Nuclear weapons have both positive and negative impacts on the countries using them as well as the entire universe. For instance, the countries having such weapons will earn themselves status and power position among various nations (Probst & McGovern, 2014). Besides, it prevents many wars from happening because no country is ready to launch an attack on a country that is in possession of nuclear weapons. However, nothing can justify the use of weapons, and this brings about the question why they should be produced when there is constantly a threat and possibility that it can get into wrong hands and the obliteration will be unavoidable and overwhelming.
The society needs to accept that the threat posed by nuclear weapons is a reality and the benefits that are linked to them can only remain so as long as they are possessed by the right people (Burgess, 2013).
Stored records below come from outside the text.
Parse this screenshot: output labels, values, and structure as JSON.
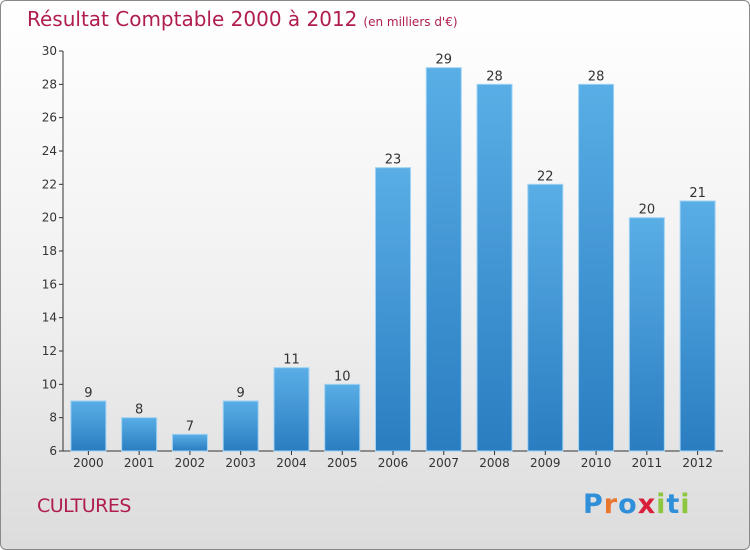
{
  "title": {
    "main": "Résultat Comptable 2000 à 2012",
    "unit": "(en milliers d'€)"
  },
  "commune": "CULTURES",
  "logo": {
    "text": "Proxiti",
    "letters": [
      {
        "ch": "P",
        "color": "#2f8fd8"
      },
      {
        "ch": "r",
        "color": "#e8762d"
      },
      {
        "ch": "o",
        "color": "#2f8fd8"
      },
      {
        "ch": "x",
        "color": "#d9203b"
      },
      {
        "ch": "i",
        "color": "#8dc63f"
      },
      {
        "ch": "t",
        "color": "#2f8fd8"
      },
      {
        "ch": "i",
        "color": "#8dc63f"
      }
    ]
  },
  "colors": {
    "title": "#b01d4f",
    "bar_top": "#5aaee6",
    "bar_bottom": "#2a7dc0",
    "bar_edge": "#9fd2f5",
    "axis": "#333333"
  },
  "chart_data": {
    "type": "bar",
    "title": "Résultat Comptable 2000 à 2012",
    "xlabel": "",
    "ylabel": "",
    "ylim": [
      6,
      30
    ],
    "ytick_step": 2,
    "categories": [
      "2000",
      "2001",
      "2002",
      "2003",
      "2004",
      "2005",
      "2006",
      "2007",
      "2008",
      "2009",
      "2010",
      "2011",
      "2012"
    ],
    "values": [
      9,
      8,
      7,
      9,
      11,
      10,
      23,
      29,
      28,
      22,
      28,
      20,
      21
    ],
    "grid": false
  }
}
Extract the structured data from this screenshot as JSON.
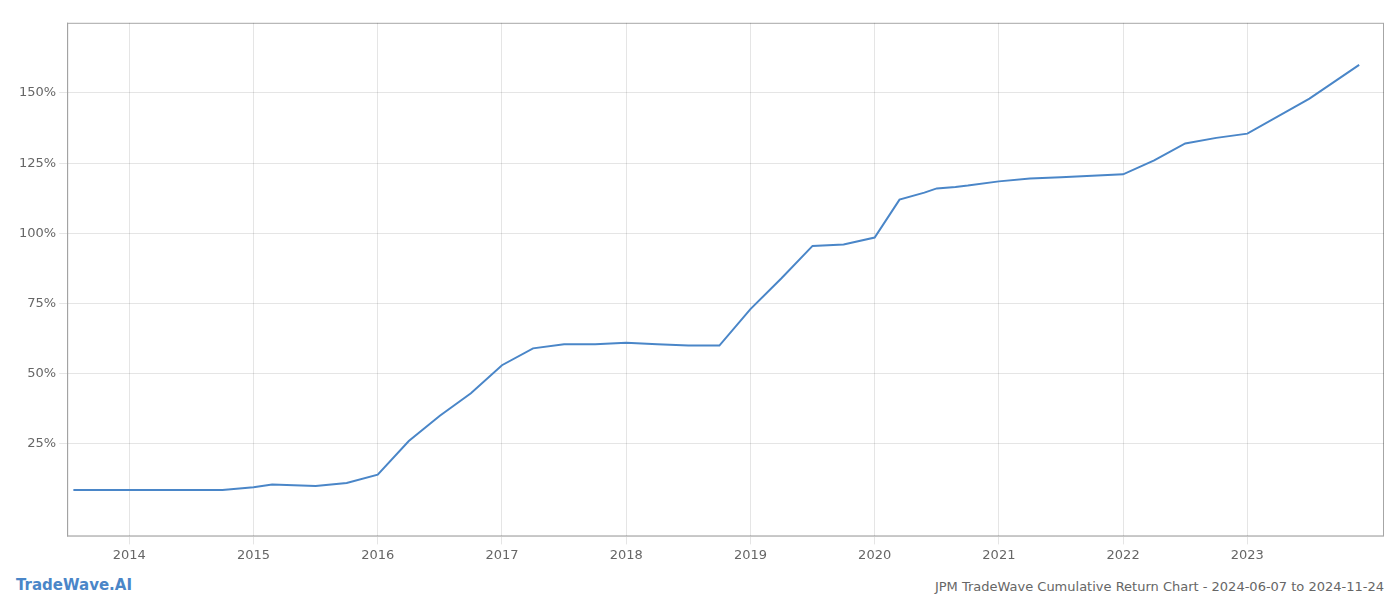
{
  "chart_data": {
    "type": "line",
    "title": "JPM TradeWave Cumulative Return Chart - 2024-06-07 to 2024-11-24",
    "annotations": [
      "TradeWave.AI"
    ],
    "color": "#4a86c8",
    "x": [
      2013.55,
      2013.75,
      2014.0,
      2014.25,
      2014.5,
      2014.75,
      2015.0,
      2015.15,
      2015.5,
      2015.75,
      2016.0,
      2016.25,
      2016.5,
      2016.75,
      2017.0,
      2017.25,
      2017.5,
      2017.75,
      2018.0,
      2018.25,
      2018.5,
      2018.75,
      2019.0,
      2019.25,
      2019.5,
      2019.75,
      2020.0,
      2020.2,
      2020.4,
      2020.5,
      2020.65,
      2020.75,
      2021.0,
      2021.25,
      2021.5,
      2021.75,
      2022.0,
      2022.25,
      2022.5,
      2022.75,
      2023.0,
      2023.5,
      2023.9
    ],
    "values": [
      8.5,
      8.5,
      8.5,
      8.5,
      8.5,
      8.5,
      9.5,
      10.5,
      10.0,
      11.0,
      14.0,
      26.0,
      35.0,
      43.0,
      53.0,
      59.0,
      60.5,
      60.5,
      61.0,
      60.5,
      60.0,
      60.0,
      73.0,
      84.0,
      95.5,
      96.0,
      98.5,
      112.0,
      114.5,
      116.0,
      116.5,
      117.0,
      118.5,
      119.5,
      120.0,
      120.5,
      121.0,
      126.0,
      132.0,
      134.0,
      135.5,
      148.0,
      160.0
    ],
    "xlim": [
      2013.5,
      2024.1
    ],
    "xticks": [
      2014,
      2015,
      2016,
      2017,
      2018,
      2019,
      2020,
      2021,
      2022,
      2023
    ],
    "ylim": [
      -8,
      175
    ],
    "yticks": [
      {
        "value": 25,
        "label": "25%"
      },
      {
        "value": 50,
        "label": "50%"
      },
      {
        "value": 75,
        "label": "75%"
      },
      {
        "value": 100,
        "label": "100%"
      },
      {
        "value": 125,
        "label": "125%"
      },
      {
        "value": 150,
        "label": "150%"
      }
    ],
    "grid": true
  }
}
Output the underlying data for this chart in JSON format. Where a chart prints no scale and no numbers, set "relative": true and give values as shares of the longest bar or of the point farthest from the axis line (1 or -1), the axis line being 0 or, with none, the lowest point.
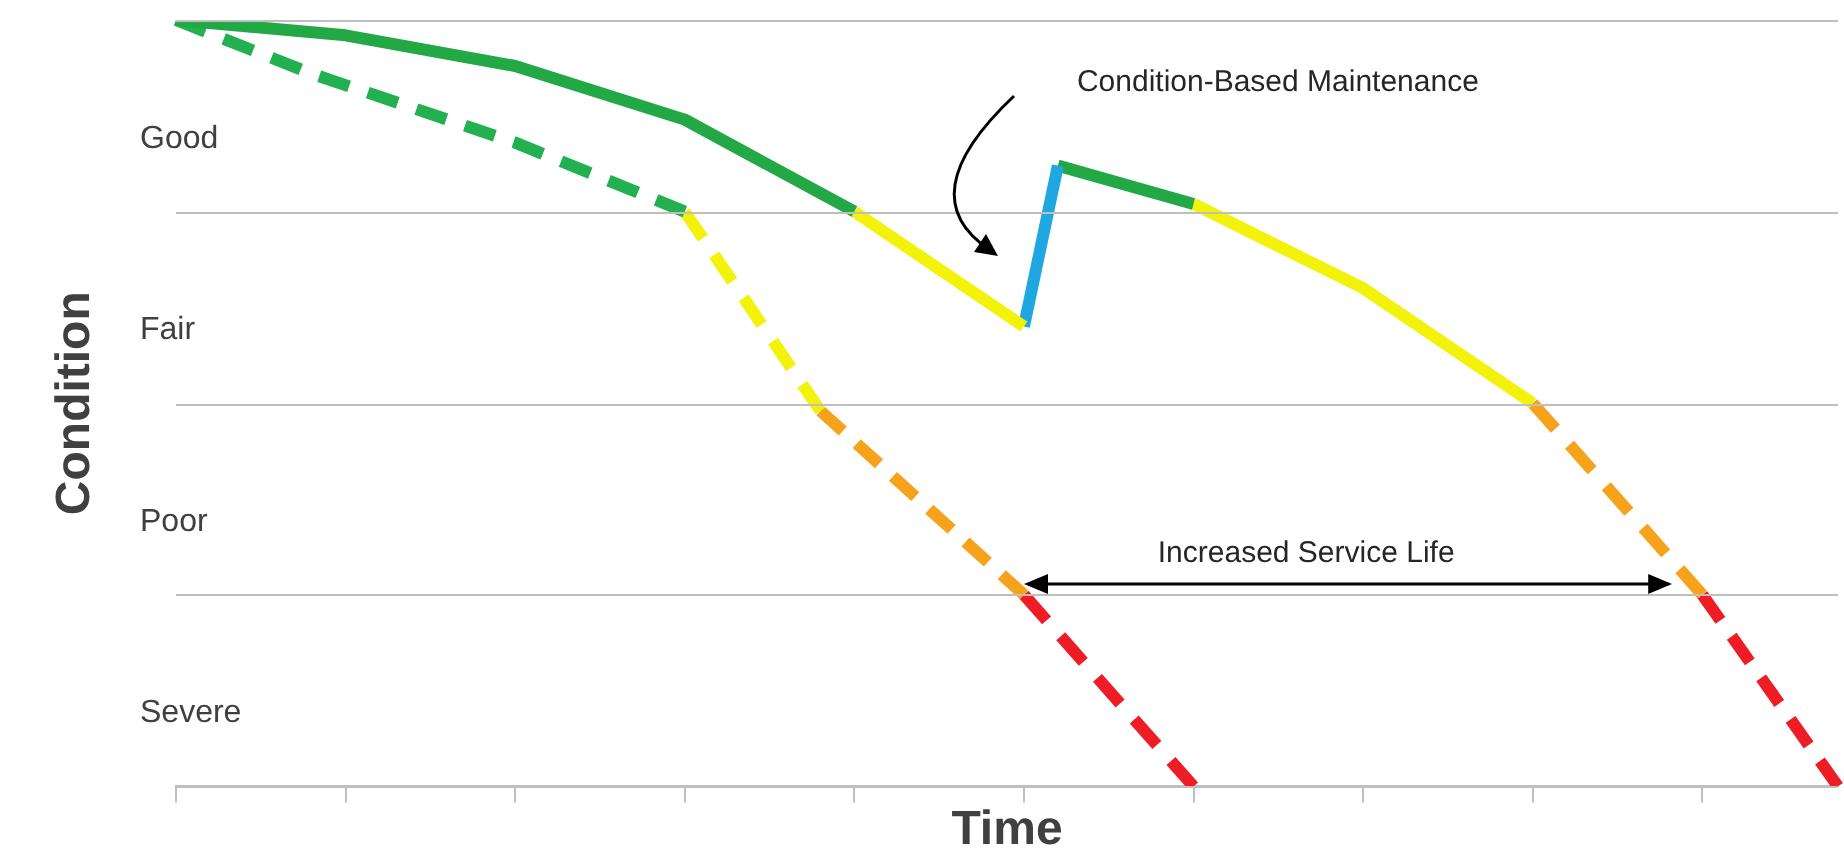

Therefore, it is apparent that negative impacts associated with the availability of such weapons surpass the benefits. Arms are categorized under weapons of mass destruction hence highlighting the potential threat they have of humanity and the existence of the globe. Like pointed out earlier, a simple mistake on the operation of the weapons can lead to the unimaginable disaster that can paralyze activities in the affected areas, and a worst case scenario kills every living thing in that particular place.
With such potential danger due to the weapons, the only solution is to embrace mass disarmament through diplomatic negotiation to slowly reduce production of these arms to minimize the risk that they pose to both people using them and the people that they are used against. Again, this brings down the query as to why people generate something that can thrash the whole world as well as the ones who made and use it.
Burgess, J. (2013). 10 Pros and Cons of Nuclear Power.
Georgia, U. (2014). Welcome to GALILEO. Retrieved from https://www.galileo.usg.edu/welcome/
Kamp, K. H. (2010). NATO's Nuclear Weapons in Europe: Beyond" yes" Or" no". NATO Defense College, Research Division.
Mez, L. (2012). Nuclear energy–Any solution for sustainability and climate protection?. Energy Policy, 48, 56-63.
Probst, K. N., & McGovern, M. H. (2014). Long-term stewardship and the nuclear weapons complex: The challenge ahead. Routledge.